Cedar River Project - Abstracts

Herbicide transport in rivers: Importance of hydrology and geochemistry in nonpoint-source contamination: Environmental Science and Technology, March 1992, pp. 538-545, by the American Chemical Society.

Abstract: Alachlor, atrazine, cyanazine, metolachlor, and metribuzin were measured at six sites during 1984 and 1985 in large subbasins within the Cedar River, IA. A computer model separated the Cedar River discharge hydrograph into groundwater and overland-flow components. The concentration of herbicides in the river when groundwater was the major flow component was less than 1.0 µg/L and averaged 0.2 µg/L. The maximum concentrations of herbicides occurred when overland flow was the major component of river discharge, exceeding 50 µg/L for total herbicides. About 6% of the annual river load of atrazine was transported with the groundwater component, while 94% was transported with overland flow.

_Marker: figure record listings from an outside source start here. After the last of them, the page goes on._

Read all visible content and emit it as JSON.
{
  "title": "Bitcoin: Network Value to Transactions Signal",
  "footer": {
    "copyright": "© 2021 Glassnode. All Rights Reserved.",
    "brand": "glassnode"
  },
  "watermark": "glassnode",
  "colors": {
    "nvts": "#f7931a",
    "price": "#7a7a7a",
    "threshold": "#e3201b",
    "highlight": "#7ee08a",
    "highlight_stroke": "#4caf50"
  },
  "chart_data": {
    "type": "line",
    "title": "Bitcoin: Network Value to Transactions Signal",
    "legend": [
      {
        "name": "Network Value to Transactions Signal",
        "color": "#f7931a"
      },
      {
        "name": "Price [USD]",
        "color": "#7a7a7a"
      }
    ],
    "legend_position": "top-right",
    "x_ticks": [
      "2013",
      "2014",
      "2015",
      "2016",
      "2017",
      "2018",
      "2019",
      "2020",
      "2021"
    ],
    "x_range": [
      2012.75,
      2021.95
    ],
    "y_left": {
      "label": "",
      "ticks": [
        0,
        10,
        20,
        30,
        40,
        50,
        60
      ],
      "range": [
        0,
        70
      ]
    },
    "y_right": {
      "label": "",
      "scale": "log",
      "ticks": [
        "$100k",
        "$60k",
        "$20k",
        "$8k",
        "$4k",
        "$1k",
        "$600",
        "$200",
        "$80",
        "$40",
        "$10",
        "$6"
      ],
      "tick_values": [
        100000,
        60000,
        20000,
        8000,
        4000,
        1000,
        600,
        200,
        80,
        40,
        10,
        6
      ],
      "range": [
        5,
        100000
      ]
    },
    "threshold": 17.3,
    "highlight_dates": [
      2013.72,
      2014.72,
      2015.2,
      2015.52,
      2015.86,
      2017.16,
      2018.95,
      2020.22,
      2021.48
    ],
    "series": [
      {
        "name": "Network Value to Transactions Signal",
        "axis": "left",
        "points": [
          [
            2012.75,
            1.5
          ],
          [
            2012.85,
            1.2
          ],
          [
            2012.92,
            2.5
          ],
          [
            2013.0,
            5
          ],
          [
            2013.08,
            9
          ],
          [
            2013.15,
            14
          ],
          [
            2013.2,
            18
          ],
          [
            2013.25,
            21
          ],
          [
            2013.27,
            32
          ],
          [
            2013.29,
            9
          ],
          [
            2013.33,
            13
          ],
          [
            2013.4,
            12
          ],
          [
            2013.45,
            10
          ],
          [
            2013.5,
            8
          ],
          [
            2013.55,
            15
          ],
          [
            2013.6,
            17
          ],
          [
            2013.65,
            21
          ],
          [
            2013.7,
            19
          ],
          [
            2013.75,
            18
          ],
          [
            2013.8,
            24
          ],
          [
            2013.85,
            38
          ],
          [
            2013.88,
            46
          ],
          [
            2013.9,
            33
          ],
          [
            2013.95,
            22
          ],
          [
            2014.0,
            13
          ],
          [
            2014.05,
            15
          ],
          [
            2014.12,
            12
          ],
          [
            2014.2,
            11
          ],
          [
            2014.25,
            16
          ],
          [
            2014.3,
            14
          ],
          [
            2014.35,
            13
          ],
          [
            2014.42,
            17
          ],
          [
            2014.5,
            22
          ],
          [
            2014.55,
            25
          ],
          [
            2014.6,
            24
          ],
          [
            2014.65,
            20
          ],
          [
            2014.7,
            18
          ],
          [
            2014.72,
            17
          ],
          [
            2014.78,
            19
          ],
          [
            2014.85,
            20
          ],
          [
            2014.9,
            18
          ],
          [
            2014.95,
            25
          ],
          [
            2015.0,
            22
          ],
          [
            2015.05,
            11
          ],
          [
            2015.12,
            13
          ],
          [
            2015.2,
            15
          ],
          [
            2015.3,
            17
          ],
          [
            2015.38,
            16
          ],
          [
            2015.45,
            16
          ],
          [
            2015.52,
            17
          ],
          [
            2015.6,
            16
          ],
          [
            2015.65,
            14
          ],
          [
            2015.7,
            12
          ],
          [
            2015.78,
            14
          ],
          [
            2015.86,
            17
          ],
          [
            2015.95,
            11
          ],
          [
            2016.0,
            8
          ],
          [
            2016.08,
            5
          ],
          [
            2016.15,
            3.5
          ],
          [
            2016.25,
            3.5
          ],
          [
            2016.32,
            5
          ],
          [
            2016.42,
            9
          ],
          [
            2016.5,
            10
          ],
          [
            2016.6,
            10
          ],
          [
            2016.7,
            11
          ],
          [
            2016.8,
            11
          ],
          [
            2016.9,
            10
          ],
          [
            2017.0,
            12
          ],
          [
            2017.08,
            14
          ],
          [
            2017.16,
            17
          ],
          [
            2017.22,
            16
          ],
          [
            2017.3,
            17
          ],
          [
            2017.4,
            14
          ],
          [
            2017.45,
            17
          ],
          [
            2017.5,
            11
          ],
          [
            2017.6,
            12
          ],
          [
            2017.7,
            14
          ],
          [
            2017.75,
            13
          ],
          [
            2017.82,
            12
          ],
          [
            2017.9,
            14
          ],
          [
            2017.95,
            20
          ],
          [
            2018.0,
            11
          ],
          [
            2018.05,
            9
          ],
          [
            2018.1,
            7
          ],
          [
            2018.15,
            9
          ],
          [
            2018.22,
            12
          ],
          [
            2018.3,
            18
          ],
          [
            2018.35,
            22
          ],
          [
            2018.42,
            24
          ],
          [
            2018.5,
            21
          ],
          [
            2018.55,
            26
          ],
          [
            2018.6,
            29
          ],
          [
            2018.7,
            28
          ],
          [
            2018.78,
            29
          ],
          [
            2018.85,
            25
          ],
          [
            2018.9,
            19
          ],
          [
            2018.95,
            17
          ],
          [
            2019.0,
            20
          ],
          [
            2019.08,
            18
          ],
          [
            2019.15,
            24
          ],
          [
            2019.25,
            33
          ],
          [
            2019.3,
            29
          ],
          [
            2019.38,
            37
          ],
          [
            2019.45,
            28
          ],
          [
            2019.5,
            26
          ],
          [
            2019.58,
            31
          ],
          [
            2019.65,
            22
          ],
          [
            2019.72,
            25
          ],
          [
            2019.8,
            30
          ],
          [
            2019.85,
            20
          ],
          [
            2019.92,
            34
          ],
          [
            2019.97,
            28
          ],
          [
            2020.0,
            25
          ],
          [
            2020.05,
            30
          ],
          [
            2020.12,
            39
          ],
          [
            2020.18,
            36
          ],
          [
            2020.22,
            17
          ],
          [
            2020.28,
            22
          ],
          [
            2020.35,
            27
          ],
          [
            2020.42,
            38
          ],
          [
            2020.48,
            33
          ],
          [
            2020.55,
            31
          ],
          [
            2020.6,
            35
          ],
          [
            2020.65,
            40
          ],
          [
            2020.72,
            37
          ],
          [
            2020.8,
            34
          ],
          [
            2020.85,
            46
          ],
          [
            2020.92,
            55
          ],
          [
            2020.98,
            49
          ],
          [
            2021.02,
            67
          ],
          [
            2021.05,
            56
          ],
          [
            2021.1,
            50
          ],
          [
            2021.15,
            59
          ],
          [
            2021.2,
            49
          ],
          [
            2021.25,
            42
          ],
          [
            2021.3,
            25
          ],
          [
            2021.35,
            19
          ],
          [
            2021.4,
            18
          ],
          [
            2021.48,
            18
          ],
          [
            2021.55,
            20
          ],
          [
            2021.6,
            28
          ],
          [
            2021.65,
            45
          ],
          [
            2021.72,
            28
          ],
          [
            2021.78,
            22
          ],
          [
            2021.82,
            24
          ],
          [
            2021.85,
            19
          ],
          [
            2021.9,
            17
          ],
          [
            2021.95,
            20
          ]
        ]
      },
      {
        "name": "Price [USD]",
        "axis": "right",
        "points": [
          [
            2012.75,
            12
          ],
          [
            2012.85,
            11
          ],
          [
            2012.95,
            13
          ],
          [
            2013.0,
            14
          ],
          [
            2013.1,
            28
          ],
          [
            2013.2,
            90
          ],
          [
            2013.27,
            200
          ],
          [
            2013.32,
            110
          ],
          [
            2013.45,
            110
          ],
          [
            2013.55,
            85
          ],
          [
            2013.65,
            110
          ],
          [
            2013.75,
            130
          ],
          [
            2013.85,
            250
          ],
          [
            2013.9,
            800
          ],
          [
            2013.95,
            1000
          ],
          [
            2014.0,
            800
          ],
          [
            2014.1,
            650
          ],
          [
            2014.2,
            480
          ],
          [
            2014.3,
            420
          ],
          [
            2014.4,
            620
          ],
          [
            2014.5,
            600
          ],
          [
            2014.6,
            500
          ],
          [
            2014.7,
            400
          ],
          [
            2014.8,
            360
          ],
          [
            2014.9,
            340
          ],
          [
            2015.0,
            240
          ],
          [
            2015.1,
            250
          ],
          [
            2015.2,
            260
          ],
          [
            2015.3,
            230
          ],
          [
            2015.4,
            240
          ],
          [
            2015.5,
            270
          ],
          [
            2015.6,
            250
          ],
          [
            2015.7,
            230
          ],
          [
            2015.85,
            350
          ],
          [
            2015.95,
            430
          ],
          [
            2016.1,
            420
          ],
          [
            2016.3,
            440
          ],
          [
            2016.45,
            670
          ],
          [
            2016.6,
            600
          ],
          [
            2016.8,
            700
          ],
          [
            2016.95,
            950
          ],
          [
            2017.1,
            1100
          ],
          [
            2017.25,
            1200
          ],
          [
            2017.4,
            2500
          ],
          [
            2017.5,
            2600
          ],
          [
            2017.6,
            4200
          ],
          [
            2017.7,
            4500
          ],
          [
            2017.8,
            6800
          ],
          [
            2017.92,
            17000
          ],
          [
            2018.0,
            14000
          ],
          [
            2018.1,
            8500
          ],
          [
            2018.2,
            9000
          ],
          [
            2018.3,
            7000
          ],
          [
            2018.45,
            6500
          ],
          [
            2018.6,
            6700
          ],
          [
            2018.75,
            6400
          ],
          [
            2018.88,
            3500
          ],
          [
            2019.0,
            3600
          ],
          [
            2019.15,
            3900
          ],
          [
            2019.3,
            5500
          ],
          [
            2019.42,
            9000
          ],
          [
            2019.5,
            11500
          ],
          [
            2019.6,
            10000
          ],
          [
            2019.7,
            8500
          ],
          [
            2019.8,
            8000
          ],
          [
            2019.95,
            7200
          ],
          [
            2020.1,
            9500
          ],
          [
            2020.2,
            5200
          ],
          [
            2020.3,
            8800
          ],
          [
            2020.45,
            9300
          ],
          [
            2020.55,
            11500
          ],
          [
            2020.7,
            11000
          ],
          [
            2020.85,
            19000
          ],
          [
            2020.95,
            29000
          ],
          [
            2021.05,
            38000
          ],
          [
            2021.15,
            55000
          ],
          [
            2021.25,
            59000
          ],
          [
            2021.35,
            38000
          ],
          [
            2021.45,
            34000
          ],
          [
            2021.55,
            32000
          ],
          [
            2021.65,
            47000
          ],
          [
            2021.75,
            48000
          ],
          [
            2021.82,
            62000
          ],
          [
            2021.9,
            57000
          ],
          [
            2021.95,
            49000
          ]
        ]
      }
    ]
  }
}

From 1.5 to 5% of the atrazine applied during the year was transported from the basin. Atrazine concentrations in the river increased according to the discharge divided by the drainage area. This correlation indicates that rivers with large normalized 2-year peak flow have the potential to transport large concentrations of herbicides. A diagrammatic model of nonpoint-source transport of herbicides was developed that suggest that sorbed transport from fields occurs during episodes of overland flow with rapid dissolution of herbicides downstream.